Inheritance: Assets inherit the pipeline's default rerun_cooldown unless they specify their own value.

Concurrency

Limit how many runs you can take at the same time for this pipeline in Bruin Cloud. Defaults to 1 for safety.

Example:

yaml
concurrency: 4
  • Type: Integer
  • Default: 1

WARNING

Setting concurrency too high can overload downstream systems. Tune based on your warehouse/engine capacity.

See also: Concurrency & Resource Limits.

Max Active Steps

Limit the number of steps that can run in parallel within a single pipeline run on Bruin Cloud. A "step" includes any unit of work: asset execution (SQL queries, Python scripts, etc.) as well as quality checks. This is useful for controlling the load on downstream systems when a pipeline has many independent assets or checks.

Example:

yaml
max_active_steps: 8
  • Type: Integer
  • Default: 15 (on Bruin Cloud)

NOTE

This setting only applies to Bruin Cloud. Local runs via bruin run are not affected.

WARNING

Setting this too low may slow down pipeline execution. Setting it too high can overload your data warehouse or database. Tune based on the capacity of the systems your assets connect to.

Default (pipeline-level defaults)

Set sensible defaults for all assets in the pipeline so you don't repeat yourself.
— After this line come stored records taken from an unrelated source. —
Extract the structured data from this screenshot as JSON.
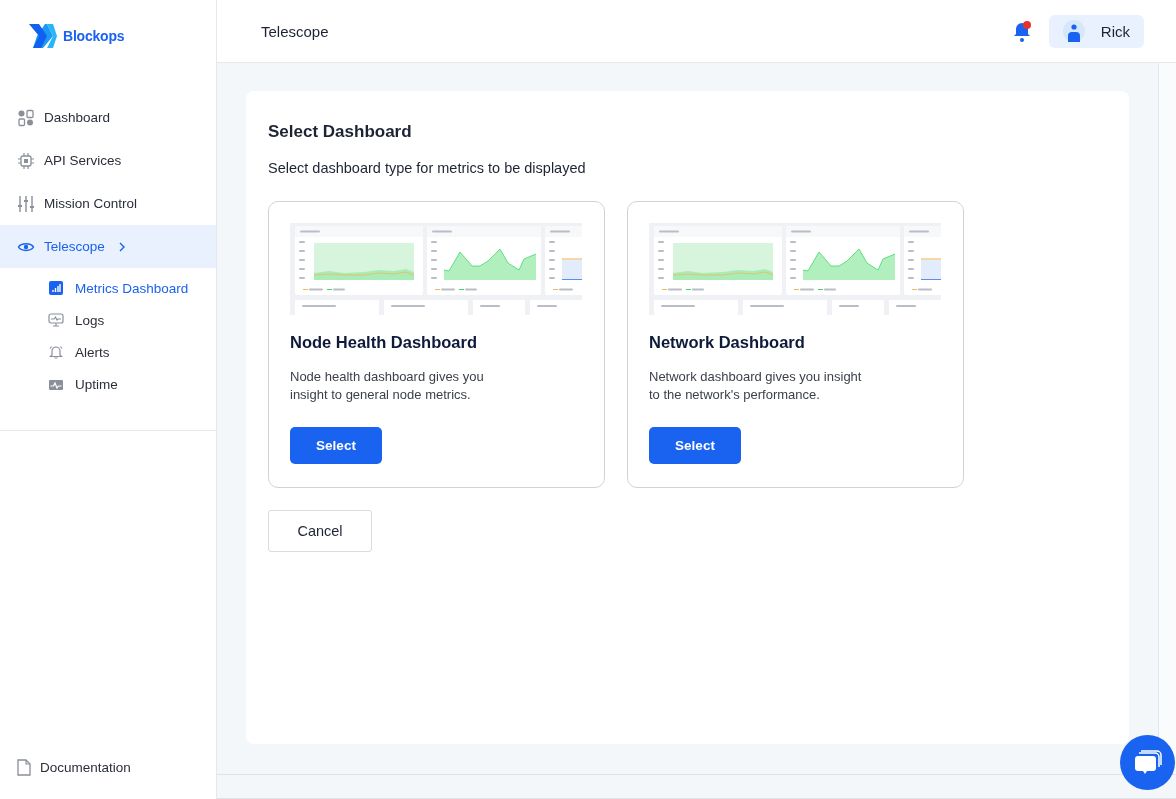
{
  "brand": {
    "name": "Blockops"
  },
  "sidebar": {
    "items": [
      {
        "label": "Dashboard",
        "selected": false
      },
      {
        "label": "API Services",
        "selected": false
      },
      {
        "label": "Mission Control",
        "selected": false
      },
      {
        "label": "Telescope",
        "selected": true,
        "expanded": true,
        "children": [
          {
            "label": "Metrics Dashboard",
            "selected": true
          },
          {
            "label": "Logs",
            "selected": false
          },
          {
            "label": "Alerts",
            "selected": false
          },
          {
            "label": "Uptime",
            "selected": false
          }
        ]
      }
    ],
    "footer_items": [
      {
        "label": "Documentation"
      }
    ]
  },
  "header": {
    "title": "Telescope",
    "notification_unread": true,
    "user": "Rick"
  },
  "panel": {
    "title": "Select Dashboard",
    "subtitle": "Select dashboard type for metrics to be displayed",
    "cards": [
      {
        "title": "Node Health Dashboard",
        "description": "Node health dashboard gives you insight to general node metrics.",
        "button": "Select"
      },
      {
        "title": "Network Dashboard",
        "description": "Network dashboard gives you insight to the network's performance.",
        "button": "Select"
      }
    ],
    "cancel": "Cancel"
  }
}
Override at the asset level only when a task needs something different. The default block accepts asset definition fields except file-derived/runtime-only fields such as id, run/executable file details, definition file details, and derived retries_delay.
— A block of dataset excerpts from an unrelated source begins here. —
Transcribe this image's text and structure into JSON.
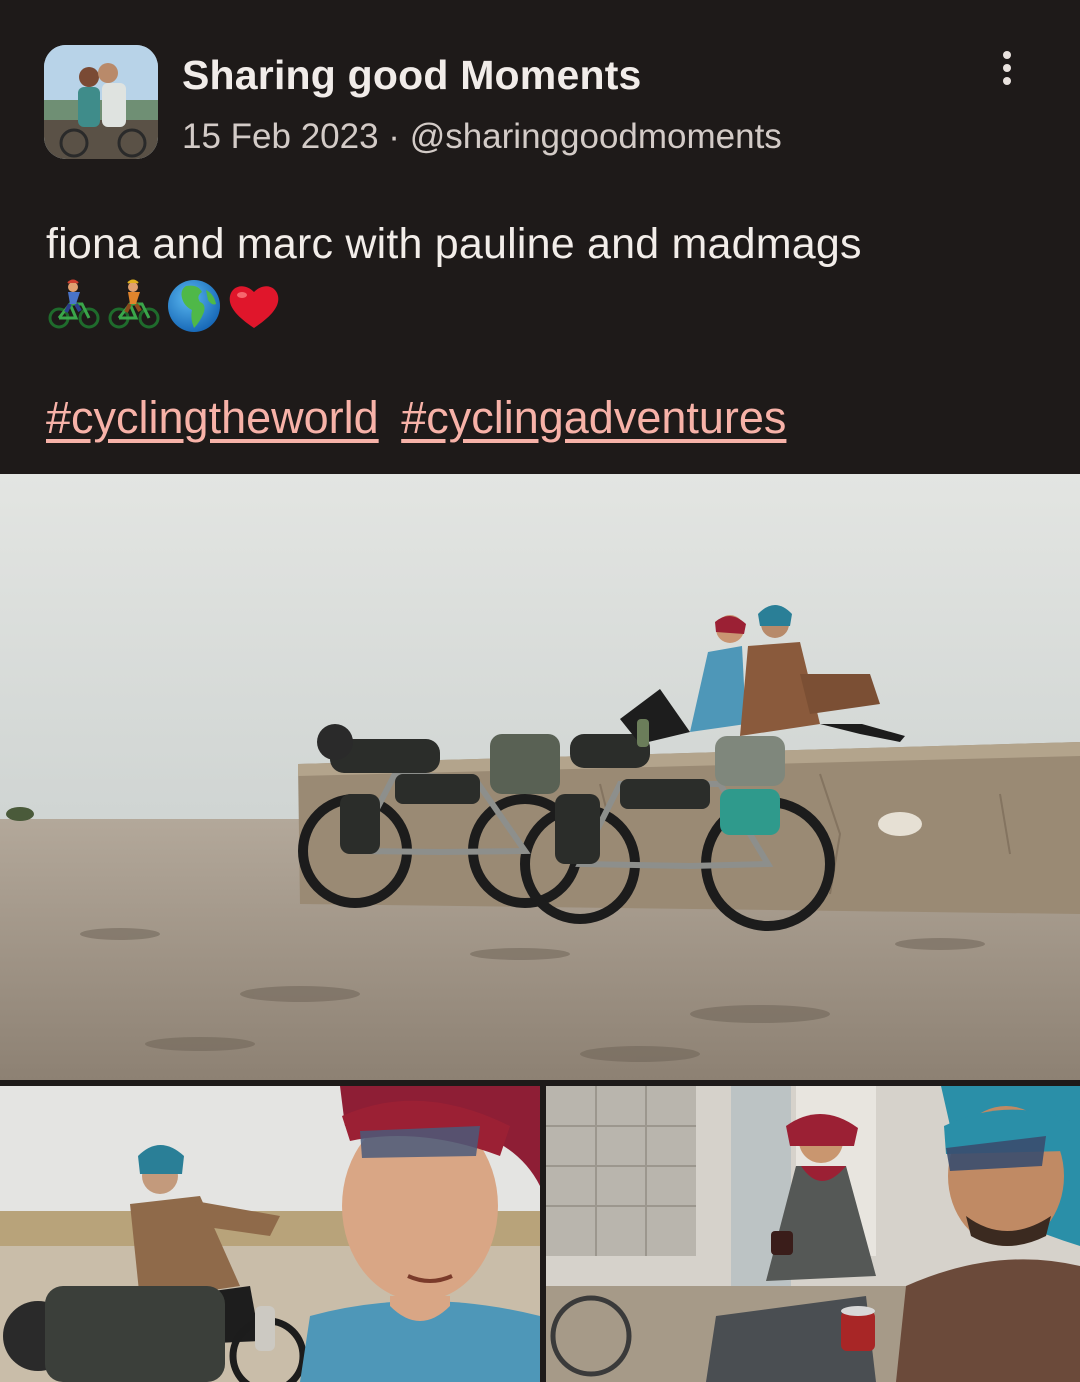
{
  "post": {
    "author": "Sharing good Moments",
    "date": "15 Feb 2023",
    "separator": "·",
    "handle": "@sharinggoodmoments",
    "caption": "fiona and marc with pauline and madmags",
    "emojis": [
      "bicycle-rider-icon",
      "bicycle-rider-icon",
      "globe-icon",
      "heart-icon"
    ],
    "hashtags": [
      "#cyclingtheworld",
      "#cyclingadventures"
    ]
  },
  "photos": [
    {
      "subject": "two cyclists resting on a concrete wall with loaded touring bikes"
    },
    {
      "subject": "selfie of a cyclist in headscarf with rider on bike behind"
    },
    {
      "subject": "selfie of two cyclists drinking tea"
    }
  ],
  "colors": {
    "background": "#1e1a19",
    "text": "#f1ece9",
    "muted": "#d3cbc7",
    "hashtag": "#f7b2a8"
  }
}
Scalar defaults fill only empty asset fields. Maps such as parameters, meta, and metadata are merged without overwriting asset keys. Repeated fields such as tags, domains, depends, extends, columns, custom_checks, and notifications are added when they are not already present.

Example:

yaml

default:
  secrets:
    - key: MY_API_KEY
      inject_as: API_KEY
  routing:
    egress_gateway: wg-shared-ams3
  interval_modifiers:
    start: "-1d"
    end: "-1d"
  • Type: Object

Fields:

FieldTypeDefaultNotes
typeStringDefault asset type (e.g., "sql")
descriptionStringDefault asset description
start_dateStringDefault asset start date
connectionStringDefault connection name
imageStringDefault container image
instanceStringDefault Bruin Cloud instance type
ownerStringDefault owner
tierIntegerDefault asset tier
tagsArray of strings[]Tags added to every asset
domainsArray of strings[]Domains added to every asset
metaObject (map[string]string){}Custom metadata defaults
metadataObject (map[string]string){}Additional metadata defaults
parametersObject (map[string]string){}Arbitrary key/value defaults
secretsArray of objects[]See below
dependsArray/string/object[]Default upstream dependencies
extendsArray of strings[]Default extensions
columnsArray of objects[]Default column metadata/checks
custom_checksArray of objects[]Default custom checks
materializationObjectDefault materialization config
snowflakeObjectSnowflake-specific defaults
athenaObjectAthena-specific defaults
routingObjectRuntime routing defaults for assets
interval_modifiersObjectSee Interval Modifiers
hooksObjectSee Hooks
retriesIntegerDefault asset retries
rerun_cooldownIntegerDefault retry delay/cooldown
refresh_restrictedBooleanDefault full-refresh restriction
notificationsObjectDefault asset notifications

Asset identity/runtime fields such as name, uri, executable file metadata, definition file metadata, and retries_delay are not supported in pipeline defaults.

Secrets item:

FieldTypeDefaultDescription
keyStringName of secret to inject
inject_asStringdefaults to same as keyEnv var or param name

Routing:

FieldTypeDefaultDescription
egress_gatewayStringNamed gateway profile to use for asset outbound traffic

Variables

Define pipeline-scoped parameters with safe defaults so you can change behavior without editing code.

yaml
variables:
  target_segment:
    type: string
    enum: ["self_serve", "enterprise", "partner"]
    default: "enterprise"
  forecast_horizon_days:
    type: integer
    minimum: 7
    maximum: 90
    default: 30
  • Type: Object (map[string]variable-schema)

Each variable must include a default value. Variables are defined using JSON Schema draft-07 keywords.

See the Variables reference for the full list of supported types, keywords (enum, minimum, pattern, etc.), complex type examples, and runtime overrides.